Verso i 4/5 anni, si sviluppa in modo specifico il concetto di sé e dell’identità sessuale. Il concetto di sé comprende un Io esistenziale (sono un’entità separata dagli altri) che inizia a svilupparsi dal momento della nascita,  un Io categorico (possiedo caratteristiche specifiche di sesso, nazionalità, opinioni, già definito a questa età) e l’autostima (giudico positivamente o negativamente queste mie caratteristiche). Ora il bambino ha più consapevolezza  dell’ esistenza di un “Io” , entità fisica continua e definita, come momento  fondamentale del processo di apprendimento. Nella teoria Freudiana l’Io è la parte della personalità che organizza, pianifica e mantiene il contatto tra individuo e realtà. Il linguaggio e il pensiero sono entrambi funzioni dell’Io, che in questo periodo si consolidano e con cui il bambino si cimenta in abilità e relazioni più complesse.

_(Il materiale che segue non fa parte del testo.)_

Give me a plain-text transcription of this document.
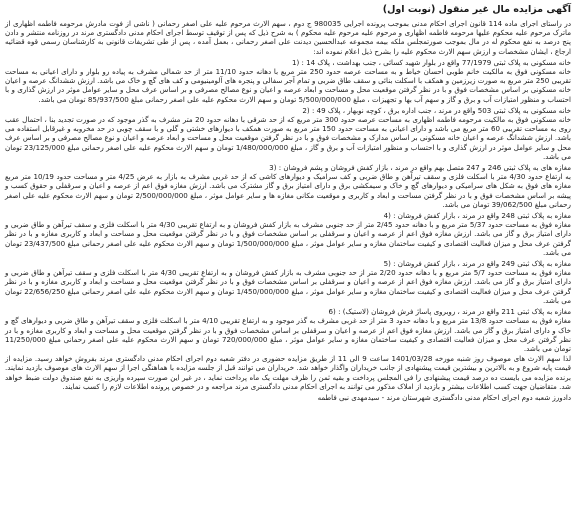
آگهی مزایده مال غیر منقول (نوبت اول)
در راستای اجرای ماده 114 قانون اجرای احکام مدنی بموجب پرونده اجرایی 980035 ج دوم ، سهم الارث مرحوم علیه علی اصغر رحمانی ( ناشی از فوت مادرش مرحومه فاطمه اظهاری از ماترک مرحوم علیه محکوم علیها مرحومه فاطمه اظهاری و مرحوم علیه مرحوم علیه محکوم ) به شرح ذیل که پس از توقیف توسط اجرای احکام مدنی دادگستری مرند در روزنامه منتشر و دادن پنج درصد به نفع محکوم له در مال بموجب صورتمجلس ملکه بیمه مجموعه عبدالحسین دیدنت علی اصغر رحمانی ، بعمل آمده ، پس از طی تشریفات قانونی به کارشناسان رسمی قوه قضائیه ارجاع ، ایشان مشخصات و ارزش سهم الارث محکوم علیه را بشرح ذیل اعلام نموده اند:
خانه مسکونی به پلاک ثبتی 77/1979 واقع در بلوار شهید کسائی ، جنب بهداشت ، پلاک 14 : (1
خانه مسکونی فوق به مالکیت خانم طوبی احسان خیاط و به مساحت عرصه حدود 250 متر مربع با دهانه حدود 11/10 متر از حد شمالی مشرف به پیاده رو بلوار و دارای اعیانی به مساحت تقریبی 250 متر مربع به صورت زیرزمین و همکف با اسکلت بنائی و سقف طاق ضربی و تمام آجر سفالی و پنجره های آلومینیومی و کف های گچ و خاک می باشد. ارزش ششدانگ عرصه و اعیان خانه مسکونی بر اساس مشخصات فوق و با در نظر گرفتن موقعیت محل و مساحت و ابعاد عرصه و اعیان و نوع مصالح مصرفی و بر اساس عرف محل و سایر عوامل موثر در ارزش گذاری و با احتساب و منظور امتیازات آب و برق و گاز و سهم آب بها و تجهیزات ، مبلغ 5/500/000/000 تومان و سهم الارث محکوم علیه علی اصغر رحمانی مبلغ 85/937/500 تومان می باشد.
خانه مسکونی به پلاک ثبتی 503 واقع در مرند ، جنب اداره برق ، کوچه نوبهار ، پلاک 49 : (2
خانه مسکونی فوق به مالکیت مرحومه فاطمه اظهاری به مساحت عرصه حدود 300 متر مربع که از حد شرقی با دهانه حدود 20 متر مشرف به گذر موجود که در صورت تجدید بنا ، احتمال عقب روی به مساحت تقریبی 60 متر مربع می باشد و دارای اعیانی به مساحت حدود 150 متر مربع به صورت همکف با دیوارهای خشتی و گلی و با سقف چوبی در حد مخروبه و غیرقابل استفاده می باشد. ارزش ششدانگ عرصه و اعیان خانه مسکونی بر اساس مدارک و مشخصات فوق و با در نظر گرفتن موقعیت محل و مساحت و ابعاد عرصه و اعیان و نوع مصالح مصرفی و بر اساس عرف محل و سایر عوامل موثر در ارزش گذاری و با احتساب و منظور امتیازات آب و برق و گاز ، مبلغ 1/480/000/000 تومان و سهم الارث محکوم علیه علی اصغر رحمانی مبلغ 23/125/000 تومان می باشد.
مغازه های به پلاک ثبتی 246 و 247 متصل بهم واقع در مرند ، بازار کفش فروشان و پشم فروشان : (3
به ارتفاع حدود 4/30 متر با اسکلت فلزی و سقف تیرآهن و طاق ضربی و کف سرامیک و دیوارهای کاشی که از حد غربی مشرف به بازار به عرض 4/25 متر و مساحت حدود 10/19 متر مربع مغازه های فوق به شکل های سرامیکی و دیوارهای گچ و خاک و سیمکشی برق و دارای امتیاز برق و گاز مشترک می باشد. ارزش مغازه فوق اعم از عرصه و اعیان و سرقفلی و حقوق کسب و پیشه بر اساس مشخصات فوق و با در نظر گرفتن مساحت و ابعاد و کاربری و موقعیت مکانی مغازه ها و سایر عوامل موثر ، مبلغ 2/500/000/000 تومان و سهم الارث محکوم علیه علی اصغر رحمانی مبلغ 39/062/500 تومان می باشد.
مغازه به پلاک ثبتی 248 واقع در مرند ، بازار کفش فروشان : (4
مغازه فوق به مساحت حدود 5/37 متر مربع و با دهانه حدود 2/45 متر از حد جنوبی مشرف به بازار کفش فروشان و به ارتفاع تقریبی 4/30 متر با اسکلت فلزی و سقف تیرآهن و طاق ضربی و دارای امتیاز برق و گاز می باشد. ارزش مغازه فوق اعم از عرصه و اعیان و سرقفلی بر اساس مشخصات فوق و با در نظر گرفتن موقعیت محل و مساحت و ابعاد و کاربری مغازه و با در نظر گرفتن عرف محل و میزان فعالیت اقتصادی و کیفیت ساختمان مغازه و سایر عوامل موثر ، مبلغ 1/500/000/000 تومان و سهم الارث محکوم علیه علی اصغر رحمانی مبلغ 23/437/500 تومان می باشد.
مغازه به پلاک ثبتی 249 واقع در مرند ، بازار کفش فروشان : (5
مغازه فوق به مساحت حدود 5/7 متر مربع و با دهانه حدود 2/20 متر از حد جنوبی مشرف به بازار کفش فروشان و به ارتفاع تقریبی 4/30 متر با اسکلت فلزی و سقف تیرآهن و طاق ضربی و دارای امتیاز برق و گاز می باشد. ارزش مغازه فوق اعم از عرصه و اعیان و سرقفلی بر اساس مشخصات فوق و با در نظر گرفتن موقعیت محل و مساحت و ابعاد و کاربری مغازه و با در نظر گرفتن عرف محل و میزان فعالیت اقتصادی و کیفیت ساختمان مغازه و سایر عوامل موثر ، مبلغ 1/450/000/000 تومان و سهم الارث محکوم علیه علی اصغر رحمانی مبلغ 22/656/250 تومان می باشد.
مغازه به پلاک ثبتی 211 واقع در مرند ، روبروی پاساژ فرش فروشان (لاستیک) : (6
مغازه فوق به مساحت حدود 13/8 متر مربع و با دهانه حدود 3 متر از حد غربی مشرف به گذر موجود و به ارتفاع تقریبی 4/10 متر با اسکلت فلزی و سقف تیرآهن و طاق ضربی و دیوارهای گچ و خاک و دارای امتیاز برق و گاز می باشد. ارزش مغازه فوق اعم از عرصه و اعیان و سرقفلی بر اساس مشخصات فوق و با در نظر گرفتن موقعیت محل و مساحت و ابعاد و کاربری مغازه و با در نظر گرفتن عرف محل و میزان فعالیت اقتصادی و کیفیت ساختمان مغازه و سایر عوامل موثر ، مبلغ 720/000/000 تومان و سهم الارث محکوم علیه علی اصغر رحمانی مبلغ 11/250/000 تومان می باشد.
لذا سهم الارث های موصوف روز شنبه مورخه 1401/03/28 ساعت 9 الی 11 از طریق مزایده حضوری در دفتر شعبه دوم اجرای احکام مدنی دادگستری مرند بفروش خواهد رسید. مزایده از قیمت پایه شروع و به بالاترین و بیشترین قیمت پیشنهادی از جانب خریداران واگذار خواهد شد. خریداران می توانند قبل از جلسه مزایده با هماهنگی اجرا از سهم الارث های موصوف بازدید نمایند. برنده مزایده می بایست ده درصد قیمت پیشنهادی را فی المجلس پرداخت و بقیه ثمن را ظرف مهلت یک ماه پرداخت نماید ، در غیر این صورت سپرده واریزی به نفع صندوق دولت ضبط خواهد شد. متقاضیان جهت کسب اطلاعات بیشتر و بازدید از املاک مذکور می توانند به اجرای احکام مدنی دادگستری مرند مراجعه و در خصوص پرونده اطلاعات لازم را کسب نمایند.
دادورز شعبه دوم اجرای احکام مدنی دادگستری شهرستان مرند - سیدمهدی نبی فاطمه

Ascoltando e immagazzinando i rinforzi dell’ambiente sulla sua identità di genere e sulle sue capacità e suoi limiti, giunge a un primo abbozzo di conclusioni e riflessioni su sé stesso, dando un apporto concreto al concetto di sé in formazione.  Anche l’aspetto morale assume importanza e inizia la conquista dell’autocontrollo e del senso di responsabilità. Il ruolo del  padre esce sempre più dalla sfondo e si consolida la triade madre/padre/bambino, in cui la figura  maschile insegna le regole e sottolinea i divieti. E’ anche una fase di “sfida” in cui il bambino costruisce l’autostima e si confronta  iniziando a uscire dalla famiglia (scuola materna e allargamento di relazioni, nascita delle prime vere amicizie). A questa età i bambini manifestano disagio attraverso la difficoltà ad addormentarsi e con il comunicare specifiche paure (aggressività dei compagni e propria, streghe e mostri).
La successiva transizione particolarmente significativa si situa intorno ai 6 anni, età in cui pressoché in tutte le culture il bambino inizia il suo percorso nella scuola primaria e quindi c’è da parte degli adulti, un riconoscimento implicito del suo essere pronto per tale passaggio. Il bambino inizia anche a cimentarsi con competenze cognitive in modo più sistematico (operazioni matematiche, sforzi di memoria, leggere, scrivere….) e relazionali (passa molte ore fuori casa, deve seguire altre regole, conosce tutti insieme molti coetanei…) tutte esperienze particolarmente ricche ma anche fonti di possibile stress. Questa è  anche l’età in cui i bambini acquisiscono la certezza dell’irreversibilità de genere sessuale a cui appartengono, che non dipende, come hanno creduto da più piccoli,  dall’abito o dalla foggia dei capelli , ma da qualcosa biologicamente definito e socialmente rinforzato.
 Durante le scuole elementari, fino a 11 anni circa,  il bambino consolida lo sviluppo cognitivo passando dalle operazioni concrete all’uso pieno della logica induttiva. In questo periodo si affermano anche i  ruoli e gli stili di gioco, si struttura la tendenza al  comando il grado di socialità e popolarità tra i compagni. Intorno ai 7 anni, compare in modo a volte anche particolarmente pressante, la  paura della morte, propria o dei familiari, che diventa un concetto importante con cui confrontarsi e interrogarsi. In questa fase definita da Freud “latenza”, sembra che gli interessi sessuali siano sopiti, in generale, è un periodo di quiete ma non di vuoto in cui prosegue e si consolida l’apprendimento  e  i cambiamenti sono meno evidenti dei periodi precedenti e successivi, ma non meno significativi.